I had my first experience baking pizza alone in New York, far from my parents, far from home, and far from my country. I did it to take the pictures that you see here. My first attempt was frustrating. The dough was too soft. I called my father, who did not answer the phone. I didn’t have much time because the yeast was working fast. I was nervous. It was my sister-in-law who saved me with a simple piece of advice. “Follow your instinct,” she said, “add flour and try to remember how you felt the dough in your hands when you used to make it with your parents.”  

I recovered my self-confidence, but it did not work very well. After baking, the dough was too harsh. When I finally got to talk to my father he said the same: “follow your feelings and add the flour slowly, you will know when it is good.” 

The second time, the recipe worked and I could make the recipe adjustments needed to give you the correct quantities. Now that this recipe has been tested and approved, it can go on to nourish future generations.

 

Grandma’s Pizza

(translated from Portuguese by the author)

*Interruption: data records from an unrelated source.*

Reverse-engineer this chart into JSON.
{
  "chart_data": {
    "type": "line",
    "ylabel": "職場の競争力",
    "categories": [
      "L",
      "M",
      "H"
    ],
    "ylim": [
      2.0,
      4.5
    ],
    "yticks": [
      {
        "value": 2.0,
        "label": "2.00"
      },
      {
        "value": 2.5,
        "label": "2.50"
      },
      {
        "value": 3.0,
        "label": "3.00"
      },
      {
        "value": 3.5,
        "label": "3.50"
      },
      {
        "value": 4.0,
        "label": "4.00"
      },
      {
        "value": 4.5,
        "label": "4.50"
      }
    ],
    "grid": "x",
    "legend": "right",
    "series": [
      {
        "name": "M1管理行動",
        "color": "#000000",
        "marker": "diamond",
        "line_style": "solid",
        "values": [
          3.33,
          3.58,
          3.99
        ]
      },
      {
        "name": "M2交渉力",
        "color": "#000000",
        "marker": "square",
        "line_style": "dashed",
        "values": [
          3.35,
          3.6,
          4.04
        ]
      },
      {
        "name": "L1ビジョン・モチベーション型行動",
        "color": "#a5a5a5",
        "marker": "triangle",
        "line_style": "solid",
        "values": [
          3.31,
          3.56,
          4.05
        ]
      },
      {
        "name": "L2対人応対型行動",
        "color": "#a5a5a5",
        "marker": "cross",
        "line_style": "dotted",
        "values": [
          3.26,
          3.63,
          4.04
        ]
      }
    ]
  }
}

1-kilo (2.2 lbs) all-purpose flour
100 grams fresh yeast
200 ml vegetable oil
1 Tablespoon sugar
1 Tablespoon salt
500 ml water

Step 1. Crumble the fresh yeast in a big bowl and add sugar. Wait until the yeast dissolves and then add water, salt and oil. Mix the ingredients well and add the flour little by little.  Mix until the dough is smooth and unglued from the bowl

Step 2. Sprinkle a work surface with flour. Reshape the dough into seven balls of the same size and put them on a lightly floured surface. Cover the dough and let it rest about 30 minutes. Meanwhile, put six to eight (it depends on the size) ripe tomatoes in a blender, process quickly and rest in the refrigerator. 

Step 3. Heat the oven to 400 degrees. Press one dough ball at a time on the work surface with your hands, adding flour as needed to roll the dough until it is as thin as you want.** Fold the flat dough in a half and transfer to the baking sheet.  Unfold the dough and press down around the edges. Transfer the processed tomatoes into a colander with a plate underneath so it does not retain water. Sprinkle salt to taste, mix and spread a thin layer of tomato over the dough. Bake for about 5 minutes. The idea is to make a pre-baked dough.  It will be ready when the lower part is baked and light in color. The pre-baked dough can be used immediately, refrigerated for a week, or frozen for up to six months.

Step 4. Heat the oven to 350-400 degrees. Spread your favorite pizza toppings on the pre-baked dough and bake for an additional 10 minutes. 

** If you want to make mini-pizzas, divide the ball into four parts and open each of them by hand doing a small edge. Then follow the same steps listed above.